“To give a child liberty is not to abandon him to himself.”

A Day in a Primary Classroom

When you observe a Primary Montessori class at work it may be difficult to get a sense of the big picture. Some students may be working on maths, some reading, while others may be working on science. In the corner, the Class Director may be giving a lesson to a small group of children, occasionally glancing up to keep an eye on the rest of the class. The classroom may appear to be unstructured, but purposeful activity is basic to the independent learning and self-directed activity of the Montessori approach.

Each child is considered an individual. Class Directors strive to challenge each child according to their developmental needs and abilities. The work period encourages choosing a variety of appropriately challenging work.

Montessori Primary education gives children the opportunity to continue to progress at their own pace in an environment that nurtures a love of learning. Children take responsibility for their own learning and have daily opportunities to make decisions and choices in a child-centred environment. They are exposed to many complex concepts at an early age through the use of wonderful concrete learning materials. It is not unusual to see 7 year olds in a Montessori environment constructing atomic and molecular models, 9 year olds analyse the squares of trinomials, while 10 year olds solve algebraic equations and 12 year olds compute the square roots of large numbers. A parent who has watched their children thrive both intellectually and socially in the Children’s House (3 – 6 year olds) will see this development continuing in Primary School.
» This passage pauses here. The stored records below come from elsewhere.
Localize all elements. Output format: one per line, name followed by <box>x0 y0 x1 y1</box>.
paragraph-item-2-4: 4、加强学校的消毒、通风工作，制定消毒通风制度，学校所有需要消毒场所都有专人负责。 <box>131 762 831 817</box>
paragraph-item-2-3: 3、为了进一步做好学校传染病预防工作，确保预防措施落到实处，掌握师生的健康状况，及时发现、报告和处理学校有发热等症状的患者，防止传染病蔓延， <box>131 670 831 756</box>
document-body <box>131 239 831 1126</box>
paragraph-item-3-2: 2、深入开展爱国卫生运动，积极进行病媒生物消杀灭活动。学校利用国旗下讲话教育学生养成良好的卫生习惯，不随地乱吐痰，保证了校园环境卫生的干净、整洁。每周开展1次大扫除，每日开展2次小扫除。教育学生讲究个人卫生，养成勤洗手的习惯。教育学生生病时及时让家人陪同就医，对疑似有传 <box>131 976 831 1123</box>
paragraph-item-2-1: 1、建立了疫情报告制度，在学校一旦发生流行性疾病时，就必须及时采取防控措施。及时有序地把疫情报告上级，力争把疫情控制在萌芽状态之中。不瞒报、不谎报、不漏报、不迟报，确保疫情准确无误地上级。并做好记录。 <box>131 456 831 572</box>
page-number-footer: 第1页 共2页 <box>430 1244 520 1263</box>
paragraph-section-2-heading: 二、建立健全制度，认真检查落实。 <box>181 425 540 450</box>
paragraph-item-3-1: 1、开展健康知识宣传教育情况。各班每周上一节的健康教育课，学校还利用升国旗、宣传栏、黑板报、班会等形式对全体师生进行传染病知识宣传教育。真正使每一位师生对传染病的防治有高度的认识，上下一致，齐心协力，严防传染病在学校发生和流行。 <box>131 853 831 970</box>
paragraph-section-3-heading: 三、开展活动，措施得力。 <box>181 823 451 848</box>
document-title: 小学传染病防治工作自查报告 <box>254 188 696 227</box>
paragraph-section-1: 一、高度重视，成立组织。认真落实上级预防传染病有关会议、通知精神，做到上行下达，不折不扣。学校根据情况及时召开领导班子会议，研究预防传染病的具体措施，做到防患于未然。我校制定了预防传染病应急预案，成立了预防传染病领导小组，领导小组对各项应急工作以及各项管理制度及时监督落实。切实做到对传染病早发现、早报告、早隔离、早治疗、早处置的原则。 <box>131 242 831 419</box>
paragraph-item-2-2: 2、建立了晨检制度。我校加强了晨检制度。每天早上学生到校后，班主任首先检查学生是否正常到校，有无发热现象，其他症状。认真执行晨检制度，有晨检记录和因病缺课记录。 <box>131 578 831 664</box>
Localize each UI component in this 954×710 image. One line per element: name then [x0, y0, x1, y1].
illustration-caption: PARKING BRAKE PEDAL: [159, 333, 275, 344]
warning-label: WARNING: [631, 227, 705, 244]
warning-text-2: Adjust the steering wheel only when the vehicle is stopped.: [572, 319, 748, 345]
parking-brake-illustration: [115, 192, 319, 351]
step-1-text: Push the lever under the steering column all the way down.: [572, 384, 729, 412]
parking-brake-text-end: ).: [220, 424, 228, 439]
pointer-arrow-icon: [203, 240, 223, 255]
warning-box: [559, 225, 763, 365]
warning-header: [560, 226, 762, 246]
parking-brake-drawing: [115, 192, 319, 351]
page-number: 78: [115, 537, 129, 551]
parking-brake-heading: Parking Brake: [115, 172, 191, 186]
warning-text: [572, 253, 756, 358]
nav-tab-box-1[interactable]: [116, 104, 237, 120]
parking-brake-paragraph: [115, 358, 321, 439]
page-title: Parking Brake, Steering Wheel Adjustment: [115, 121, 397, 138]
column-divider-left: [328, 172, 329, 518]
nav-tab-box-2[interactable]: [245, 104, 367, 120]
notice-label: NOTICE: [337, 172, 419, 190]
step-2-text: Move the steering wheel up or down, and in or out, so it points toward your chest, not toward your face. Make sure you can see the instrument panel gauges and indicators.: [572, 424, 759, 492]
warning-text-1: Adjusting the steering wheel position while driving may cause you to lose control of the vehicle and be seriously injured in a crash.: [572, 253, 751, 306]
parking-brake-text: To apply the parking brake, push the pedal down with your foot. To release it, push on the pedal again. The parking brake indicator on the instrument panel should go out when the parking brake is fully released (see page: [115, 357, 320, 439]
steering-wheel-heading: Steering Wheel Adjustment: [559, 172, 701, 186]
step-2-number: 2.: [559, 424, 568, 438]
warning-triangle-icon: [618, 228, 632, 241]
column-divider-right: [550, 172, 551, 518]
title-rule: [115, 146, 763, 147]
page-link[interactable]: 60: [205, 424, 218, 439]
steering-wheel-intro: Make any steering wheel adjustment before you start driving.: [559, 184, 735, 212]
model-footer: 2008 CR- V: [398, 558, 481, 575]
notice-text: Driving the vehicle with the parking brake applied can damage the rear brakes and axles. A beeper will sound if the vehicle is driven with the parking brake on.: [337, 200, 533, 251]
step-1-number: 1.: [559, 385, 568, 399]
At the Primary School level, Montessori students learn to think for themselves.  They are encouraged to do their own research, analyse what they have found and come to their own conclusions. The Montessori Method teaches students to think, not simply to memorise, feed back and forget. Students become fully engaged in the learning process. Rather than present students with all the ‘right answers’, Montessori teachers ask the ‘right questions’, and challenge them to find new solutions or discover the answers on their own. This prepares children to succeed in the real world of ideas, enterprise and challenging perspectives. Why? Because although learning the right answers may get children through school, learning how to learn will prepare them for life.